Star Trek: Picard - Season Two Blu-ray Movie, Special Features and Extras  3.0 of 5

This three-disc Blu-ray release of Picard's second season contains extras on all three discs.

Disc One:

  • Deleted/Extended Scenes (1080p): Scenes from "Assimilation" (2:41).
  • The USS Stargazer (1080p, 18:29): Building a new Federation starship for the show.
  • The Chateau (1080p, 15:24): This piece focuses on the design and purpose of the Picard chateau as seen in the series.


Disc Two:

  • Deleted Scenes (1080p): Scenes from "Fly Me to the Moon" (3:18) and "Monsters" (1:18).


Disc Three:

  • Deleted/Extended Scenes (1080p, 2:11): Scenes from "Farewell."
  • The Trial Is Over (1080p, 12:04): Looking back at the dynamic between Q and Picard through the history of Star Trek, de Lancie's performance as Q, season themes, and more.
  • Rebuilding the Borg Queen (1080p, 11:11): A look at the character, Annie Wersching's performance, character design, and more.
  • Picard Props (1080p, 12:06): Looking at some of the key props seen in the season: artwork, comm badges, futuristic military gear, business cards, medical devices, drones, weapons, tricorders, apparel, and more.
  • Picard Passages (1080p, 24:59): A solid piece exploring Picard's character arc and his past as it's revealed in this season. It also explores additional character arcs and storylines throughout this season.
  • Gag Reel (1080p, 3:55): Humorous moments from the shoot.

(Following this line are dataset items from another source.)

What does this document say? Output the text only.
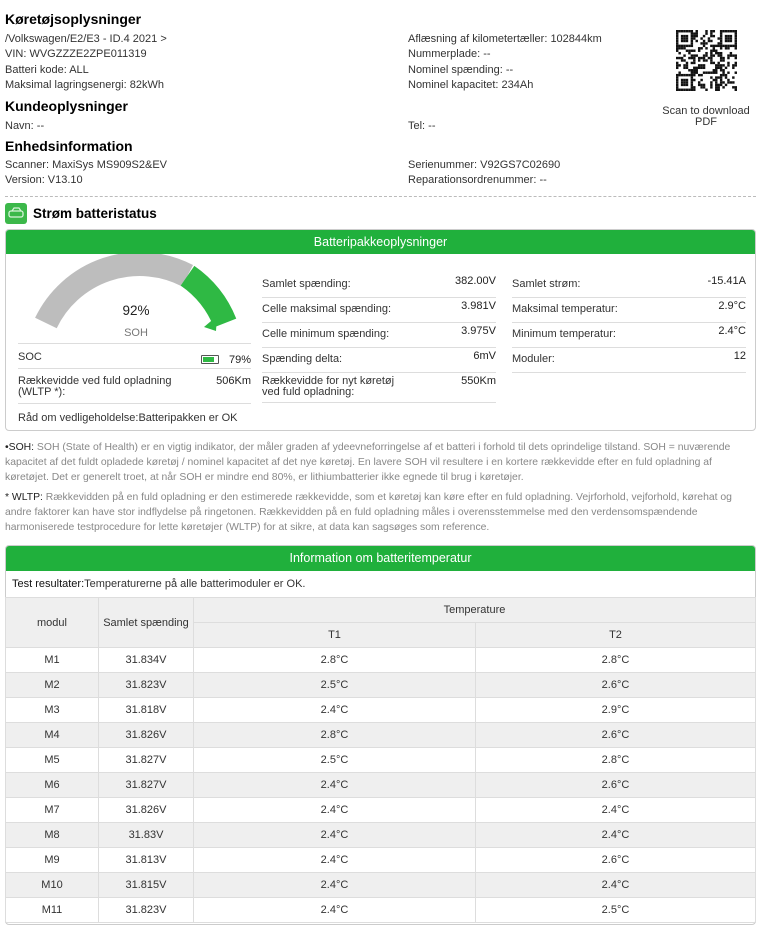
Køretøjsoplysninger
/Volkswagen/E2/E3 - ID.4 2021 >
VIN: WVGZZZE2ZPE011319
Batteri kode: ALL
Maksimal lagringsenergi: 82kWh
Aflæsning af kilometertæller: 102844km
Nummerplade: --
Nominel spænding: --
Nominel kapacitet: 234Ah
Kundeoplysninger
Navn: --	Tel: --
Enhedsinformation
Scanner: MaxiSys MS909S2&EV
Version: V13.10
Serienummer: V92GS7C02690
Reparationsordrenummer: --
Scan to download
PDF
Strøm batteristatus
Batteripakkeoplysninger
92%
SOH
SOC	79%
Rækkevidde ved fuld opladning (WLTP *):
506Km
Råd om vedligeholdelse:Batteripakken er OK
Samlet spænding:	382.00V
Celle maksimal spænding:	3.981V
Celle minimum spænding:	3.975V
Spænding delta:	6mV
Rækkevidde for nyt køretøj ved fuld opladning:
550Km
Samlet strøm:	-15.41A
Maksimal temperatur:	2.9°C
Minimum temperatur:	2.4°C
Moduler:	12
•SOH: SOH (State of Health) er en vigtig indikator, der måler graden af ydeevneforringelse af et batteri i forhold til dets oprindelige tilstand. SOH = nuværende kapacitet af det fuldt opladede køretøj / nominel kapacitet af det nye køretøj. En lavere SOH vil resultere i en kortere rækkevidde efter en fuld opladning af køretøjet. Det er generelt troet, at når SOH er mindre end 80%, er lithiumbatterier ikke egnede til brug i køretøjer.
* WLTP: Rækkevidden på en fuld opladning er den estimerede rækkevidde, som et køretøj kan køre efter en fuld opladning. Vejrforhold, vejforhold, kørehat og andre faktorer kan have stor indflydelse på ringetonen. Rækkevidden på en fuld opladning måles i overensstemmelse med den verdensomspændende harmoniserede testprocedure for lette køretøjer (WLTP) for at sikre, at data kan sagsøges som reference.
Information om batteritemperatur
Test resultater:Temperaturerne på alle batterimoduler er OK.
modul	Samlet spænding	Temperature	
		T1	T2
M1	31.834V	2.8°C	2.8°C
M2	31.823V	2.5°C	2.6°C
M3	31.818V	2.4°C	2.9°C
M4	31.826V	2.8°C	2.6°C
M5	31.827V	2.5°C	2.8°C
M6	31.827V	2.4°C	2.6°C
M7	31.826V	2.4°C	2.4°C
M8	31.83V	2.4°C	2.4°C
M9	31.813V	2.4°C	2.6°C
M10	31.815V	2.4°C	2.4°C
M11	31.823V	2.4°C	2.5°C
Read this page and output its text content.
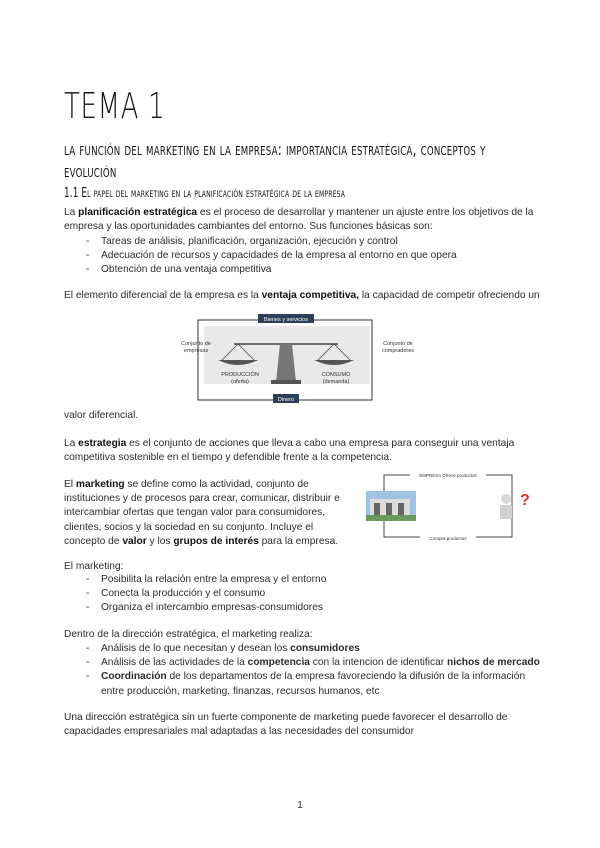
TEMA 1
la función del marketing en la empresa: importancia estratégica, conceptos y evolución
1.1 El papel del marketing en la planificación estratégica de la empresa
La planificación estratégica es el proceso de desarrollar y mantener un ajuste entre los objetivos de la
empresa y las oportunidades cambiantes del entorno. Sus funciones básicas son:
- Tareas de análisis, planificación, organización, ejecución y control
- Adecuación de recursos y capacidades de la empresa al entorno en que opera
- Obtención de una ventaja competitiva
El elemento diferencial de la empresa es la ventaja competitiva, la capacidad de competir ofreciendo un
Bienes y servicios
Dinero
PRODUCCIÓN
(oferta)
CONSUMO
(demanda)
Conjunto de
empresas
Conjunto de
compradores
valor diferencial.
La estrategia es el conjunto de acciones que lleva a cabo una empresa para conseguir una ventaja
competitiva sostenible en el tiempo y defendible frente a la competencia.
El marketing se define como la actividad, conjunto de
instituciones y de procesos para crear, comunicar, distribuir e
intercambiar ofertas que tengan valor para consumidores,
clientes, socios y la sociedad en su conjunto. Incluye el
concepto de valor y los grupos de interés para la empresa.
EMPRESA Ofrece productos
Compra productos
?
El marketing:
- Posibilita la relación entre la empresa y el entorno
- Conecta la producción y el consumo
- Organiza el intercambio empresas-consumidores
Dentro de la dirección estratégica, el marketing realiza:
- Análisis de lo que necesitan y desean los consumidores
- Análisis de las actividades de la competencia con la intencion de identificar nichos de mercado
- Coordinación de los departamentos de la empresa favoreciendo la difusión de la información
entre producción, marketing, finanzas, recursos humanos, etc
Una dirección estratégica sin un fuerte componente de marketing puede favorecer el desarrollo de
capacidades empresariales mal adaptadas a las necesidades del consumidor
1
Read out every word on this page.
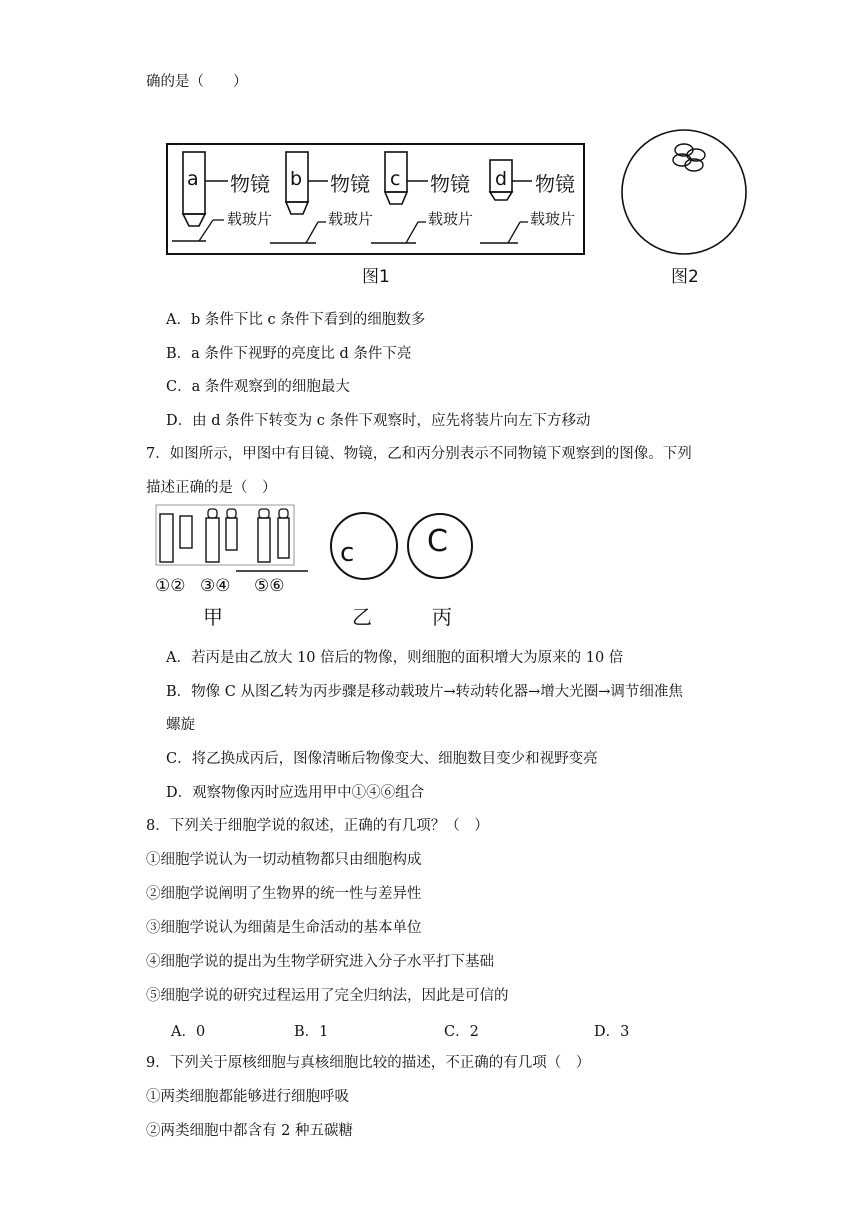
确的是（　　）
a	b	c	d
物镜	物镜	物镜	物镜
载玻片	载玻片	载玻片	载玻片
图1	图2
A．b 条件下比 c 条件下看到的细胞数多
B．a 条件下视野的亮度比 d 条件下亮
C．a 条件观察到的细胞最大
D．由 d 条件下转变为 c 条件下观察时，应先将装片向左下方移动
7．如图所示，甲图中有目镜、物镜，乙和丙分别表示不同物镜下观察到的图像。下列
描述正确的是（　）
①② ③④ ⑤⑥
甲
c C
乙	丙
A．若丙是由乙放大 10 倍后的物像，则细胞的面积增大为原来的 10 倍
B．物像 C 从图乙转为丙步骤是移动载玻片→转动转化器→增大光圈→调节细准焦
螺旋
C．将乙换成丙后，图像清晰后物像变大、细胞数目变少和视野变亮
D．观察物像丙时应选用甲中①④⑥组合
8．下列关于细胞学说的叙述，正确的有几项？（　）
①细胞学说认为一切动植物都只由细胞构成
②细胞学说阐明了生物界的统一性与差异性
③细胞学说认为细菌是生命活动的基本单位
④细胞学说的提出为生物学研究进入分子水平打下基础
⑤细胞学说的研究过程运用了完全归纳法，因此是可信的
A．0	B．1	C．2	D．3
9．下列关于原核细胞与真核细胞比较的描述，不正确的有几项（　）
①两类细胞都能够进行细胞呼吸
②两类细胞中都含有 2 种五碳糖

Star Trek: Picard - Season Two Blu-ray Movie, Overall Score and Recommendation  4.0 of 5

Picard has been renewed for a third season, but season two certainly ends in a way that satisfies this season's particular arc with unforgettable closure. While season three will certainly be influenced and impacted by what happens through season two, it has plenty of opportunity to chart its own destiny and to see what's out there for the future of Star Trek. Paramount's three-disc Blu-ray set delivers solid video and audio and a nice selection of bonus content. Recommended.